Position d'H&B - Les obligations réelles environnementales
Mai 2019
Qu’est-ce qu’une obligation réelle environnementale (ORE) ?
Le terme d’ORE est apparu pour la première fois en France avec la promulgation de la loi du 8 août 2016 pour la reconquête de la biodiversité, de la nature et des paysages (articles 73 et 73 de la loi, intégré au code de l’environnement sous l’article L. 132-3).
Les ORE sont des dispositifs fonciers de protection de l’environnement s’ajoutant aux outils juridiques de protection de la biodiversité existants (aires marines protégées, parcs nationaux, réglementation sur les espèces protégées, etc.). Toutefois, cet outil est nouveau : le dispositif est volontaire et contractuel, et repose largement sur la volonté des citoyens de protéger la biodiversité.
Quelle forme prend l’obligation réelle environnementale ?
Ici, l’obligation est traduite sous la forme d’un contrat bilatéral, passé entre plusieurs parties prenantes, et où chacune de ces parties s’impose une charge (obligations de faire ou de ne pas faire).

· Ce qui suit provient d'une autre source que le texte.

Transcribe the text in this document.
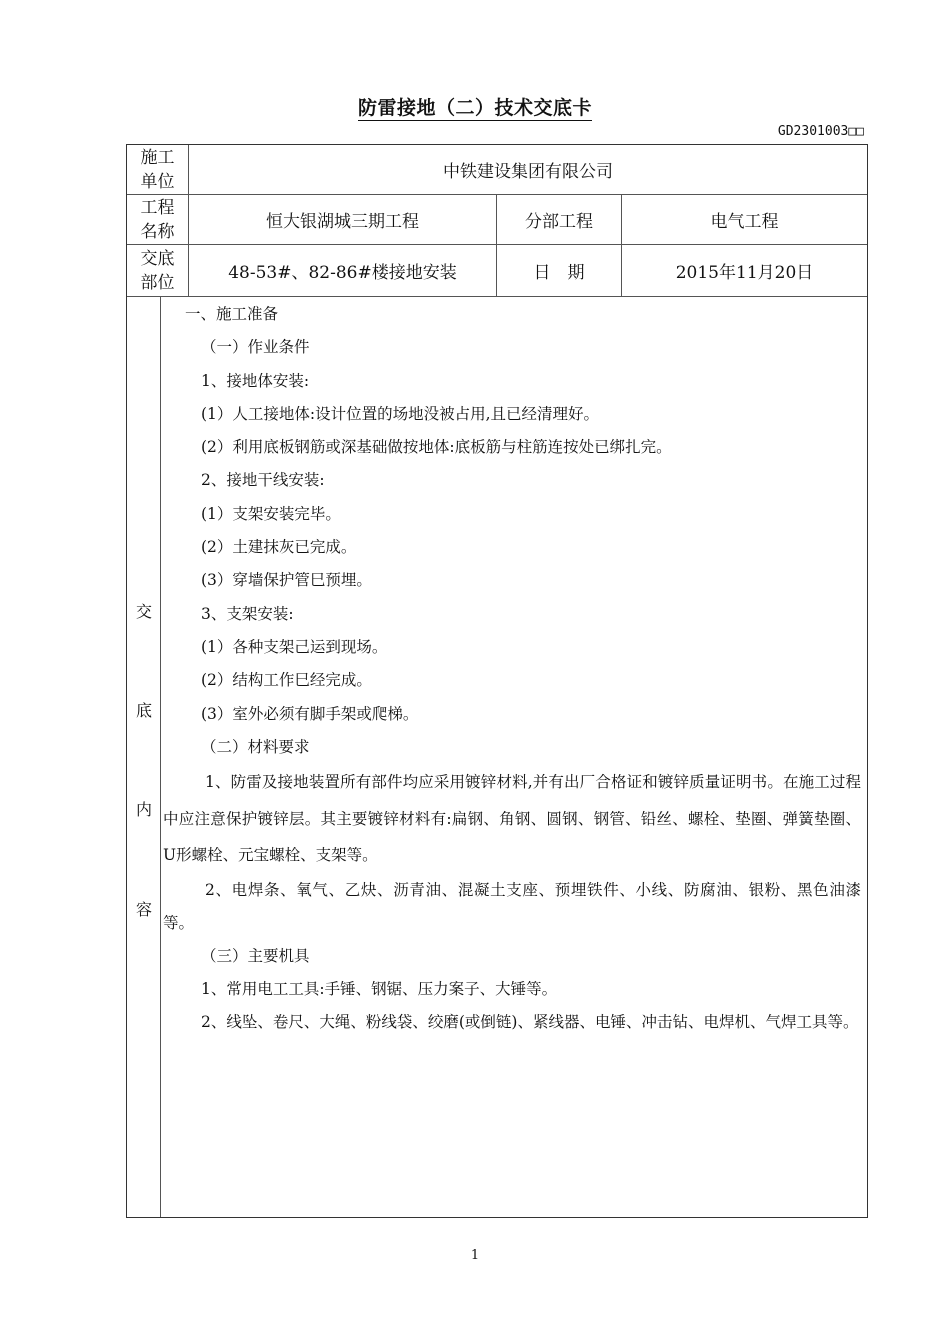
防雷接地（二）技术交底卡
GD2301003□□
施工
单位	中铁建设集团有限公司
工程
名称	恒大银湖城三期工程	分部工程	电气工程
交底
部位	48-53#、82-86#楼接地安装	日　期	2015年11月20日
交
底
内
容

一、施工准备

（一）作业条件

1、接地体安装:

(1）人工接地体:设计位置的场地没被占用,且已经清理好。

(2）利用底板钢筋或深基础做按地体:底板筋与柱筋连按处已绑扎完。

2、接地干线安装:

(1）支架安装完毕。

(2）土建抹灰已完成。

(3）穿墙保护管巳预埋。

3、支架安装:

(1）各种支架己运到现场。

(2）结构工作巳经完成。

(3）室外必须有脚手架或爬梯。

（二）材料要求

1、防雷及接地装置所有部件均应采用镀锌材料,并有出厂合格证和镀锌质量证明书。在施工过程中应注意保护镀锌层。其主要镀锌材料有:扁钢、角钢、圆钢、钢管、铅丝、螺栓、垫圈、弹簧垫圈、U形螺栓、元宝螺栓、支架等。

2、电焊条、氧气、乙炔、沥青油、混凝土支座、预埋铁件、小线、防腐油、银粉、黑色油漆等。

（三）主要机具

1、常用电工工具:手锤、钢锯、压力案子、大锤等。

2、线坠、卷尺、大绳、粉线袋、绞磨(或倒链)、紧线器、电锤、冲击钻、电焊机、气焊工具等。

1
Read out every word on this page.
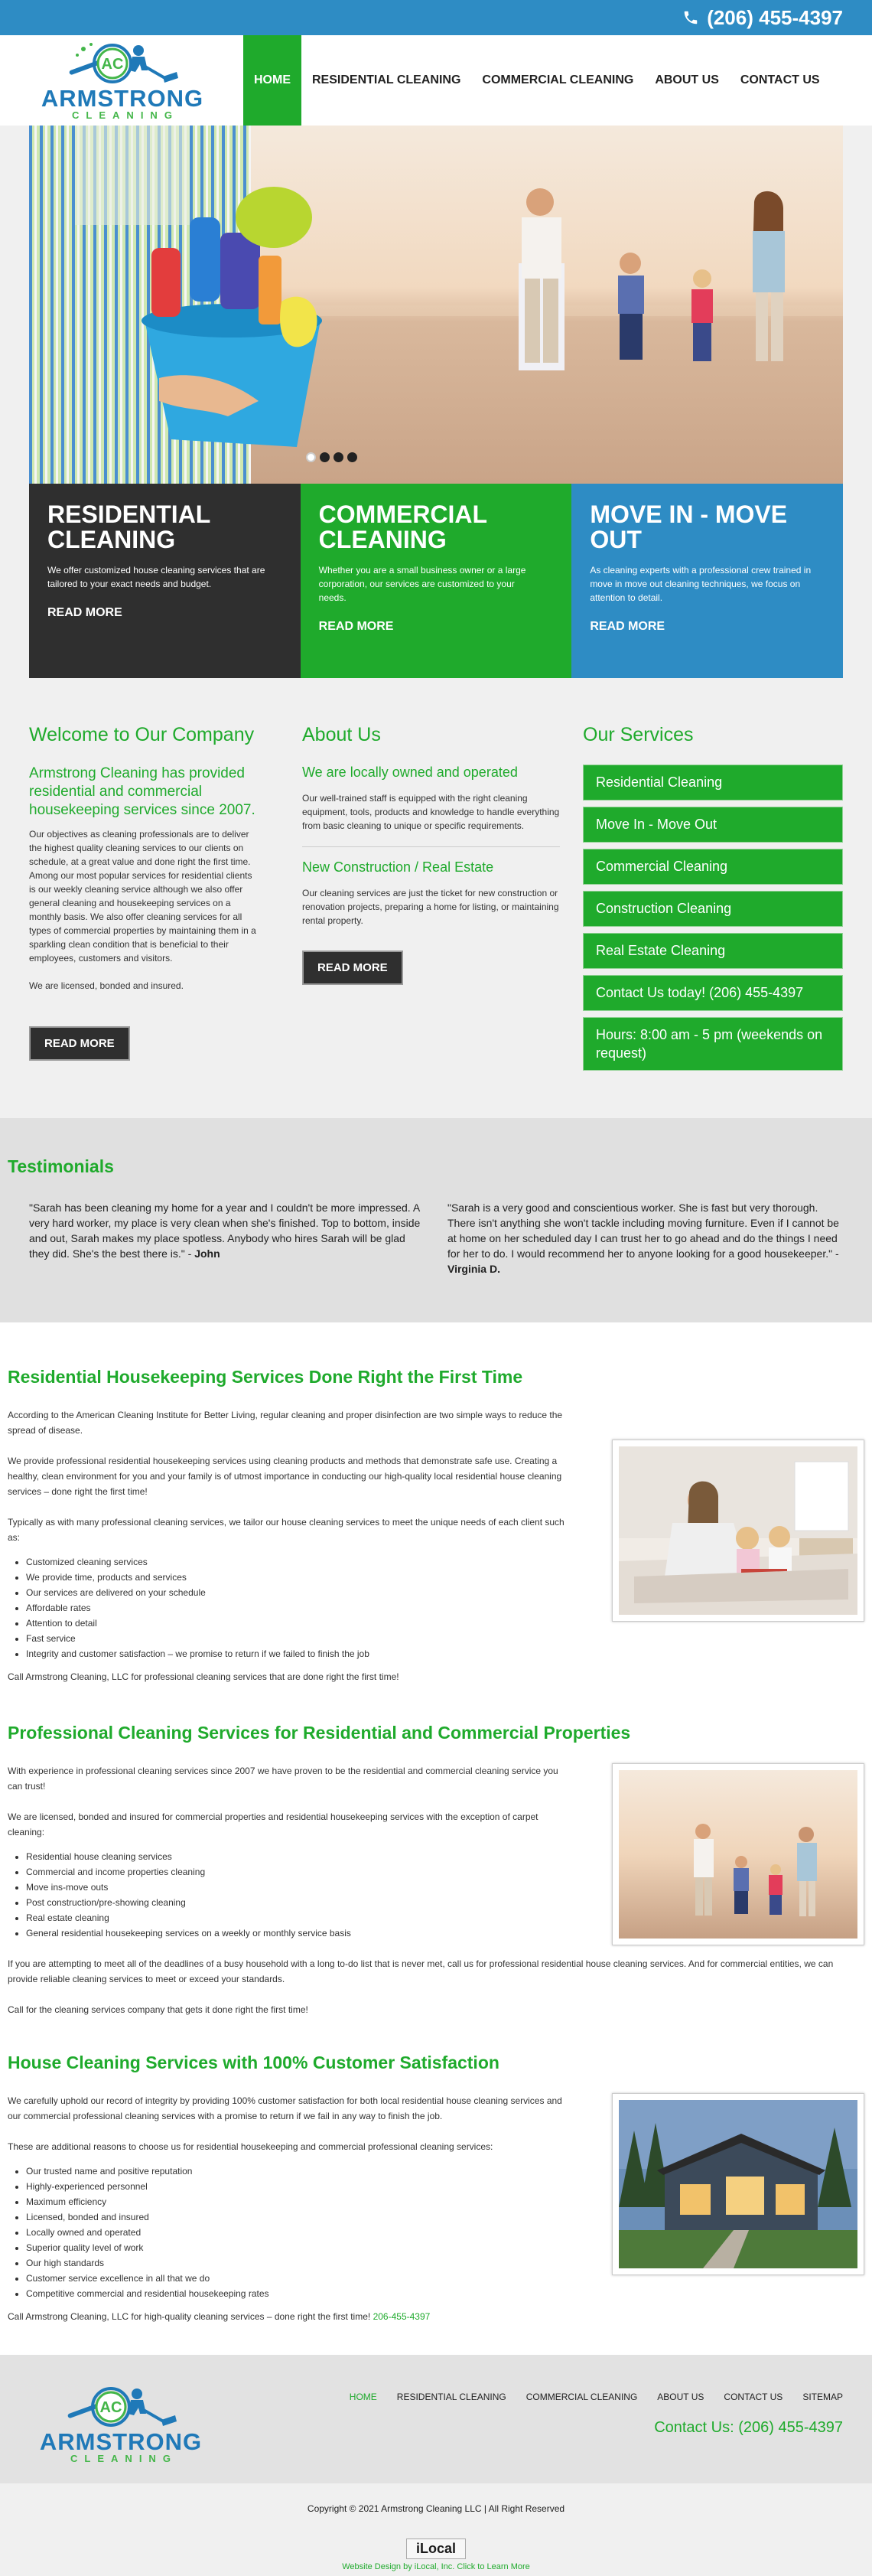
(206) 455-4397
AC
ARMSTRONG
CLEANING
HOME	RESIDENTIAL CLEANING	COMMERCIAL CLEANING	ABOUT US	CONTACT US
RESIDENTIAL CLEANING

We offer customized house cleaning services that are tailored to your exact needs and budget.

READ MORE
COMMERCIAL CLEANING

Whether you are a small business owner or a large corporation, our services are customized to your needs.

READ MORE
MOVE IN - MOVE OUT

As cleaning experts with a professional crew trained in move in move out cleaning techniques, we focus on attention to detail.

READ MORE
Welcome to Our Company
Armstrong Cleaning has provided residential and commercial housekeeping services since 2007.

Our objectives as cleaning professionals are to deliver the highest quality cleaning services to our clients on schedule, at a great value and done right the first time. Among our most popular services for residential clients is our weekly cleaning service although we also offer general cleaning and housekeeping services on a monthly basis. We also offer cleaning services for all types of commercial properties by maintaining them in a sparkling clean condition that is beneficial to their employees, customers and visitors.

We are licensed, bonded and insured.

READ MORE
About Us
We are locally owned and operated

Our well-trained staff is equipped with the right cleaning equipment, tools, products and knowledge to handle everything from basic cleaning to unique or specific requirements.

New Construction / Real Estate

Our cleaning services are just the ticket for new construction or renovation projects, preparing a home for listing, or maintaining rental property.

READ MORE
Our Services
Residential Cleaning
Move In - Move Out
Commercial Cleaning
Construction Cleaning
Real Estate Cleaning
Contact Us today! (206) 455-4397
Hours: 8:00 am - 5 pm (weekends on request)
Testimonials

"Sarah has been cleaning my home for a year and I couldn't be more impressed. A very hard worker, my place is very clean when she's finished. Top to bottom, inside and out, Sarah makes my place spotless. Anybody who hires Sarah will be glad they did. She's the best there is." - John

"Sarah is a very good and conscientious worker. She is fast but very thorough. There isn't anything she won't tackle including moving furniture. Even if I cannot be at home on her scheduled day I can trust her to go ahead and do the things I need for her to do. I would recommend her to anyone looking for a good housekeeper." - Virginia D.

Residential Housekeeping Services Done Right the First Time

According to the American Cleaning Institute for Better Living, regular cleaning and proper disinfection are two simple ways to reduce the spread of disease.

We provide professional residential housekeeping services using cleaning products and methods that demonstrate safe use. Creating a healthy, clean environment for you and your family is of utmost importance in conducting our high-quality local residential house cleaning services – done right the first time!

Typically as with many professional cleaning services, we tailor our house cleaning services to meet the unique needs of each client such as:

• Customized cleaning services
• We provide time, products and services
• Our services are delivered on your schedule
• Affordable rates
• Attention to detail
• Fast service
• Integrity and customer satisfaction – we promise to return if we failed to finish the job

Call Armstrong Cleaning, LLC for professional cleaning services that are done right the first time!

Professional Cleaning Services for Residential and Commercial Properties

With experience in professional cleaning services since 2007 we have proven to be the residential and commercial cleaning service you can trust!

We are licensed, bonded and insured for commercial properties and residential housekeeping services with the exception of carpet cleaning:

• Residential house cleaning services
• Commercial and income properties cleaning
• Move ins-move outs
• Post construction/pre-showing cleaning
• Real estate cleaning
• General residential housekeeping services on a weekly or monthly service basis

If you are attempting to meet all of the deadlines of a busy household with a long to-do list that is never met, call us for professional residential house cleaning services. And for commercial entities, we can provide reliable cleaning services to meet or exceed your standards.

Call for the cleaning services company that gets it done right the first time!

House Cleaning Services with 100% Customer Satisfaction

We carefully uphold our record of integrity by providing 100% customer satisfaction for both local residential house cleaning services and our commercial professional cleaning services with a promise to return if we fail in any way to finish the job.

These are additional reasons to choose us for residential housekeeping and commercial professional cleaning services:

• Our trusted name and positive reputation
• Highly-experienced personnel
• Maximum efficiency
• Licensed, bonded and insured
• Locally owned and operated
• Superior quality level of work
• Our high standards
• Customer service excellence in all that we do
• Competitive commercial and residential housekeeping rates

Call Armstrong Cleaning, LLC for high-quality cleaning services – done right the first time! 206-455-4397

AC
ARMSTRONG
CLEANING
HOME RESIDENTIAL CLEANING COMMERCIAL CLEANING ABOUT US CONTACT US SITEMAP
Contact Us: (206) 455-4397
Copyright © 2021 Armstrong Cleaning LLC | All Right Reserved
iLocal
Website Design by iLocal, Inc. Click to Learn More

L’ORE est un outil volontairement souple : l’objectif est de laisser la liberté aux parties prenantes de rédiger un contrat qui convient le plus possible à leurs attentes et objectifs. Cependant, la loi impose 3 conditions à ce contrat : il doit contenir la durée des obligations, les engagements réciproques, ainsi que les possibilités de révision et de résiliation.
Attention ! Il ne faut pas confondre cette ORE avec la servitude, où un usager impose une charge à un autre usager.
Que puis-je protéger avec une ORE ?
L’obligation réelle environnementale permet aux propriétaires d’un bien immobilier de maintenir, conserver gérer ou restaurer des éléments de la biodiversité ou des fonctions écologiques présents sur ce bien. Pour établit le contrat, aucun état initial n’est visé : les éléments de biodiversité et/ou les fonctions écologiques peuvent être en bon état de conservation comme très dégradés.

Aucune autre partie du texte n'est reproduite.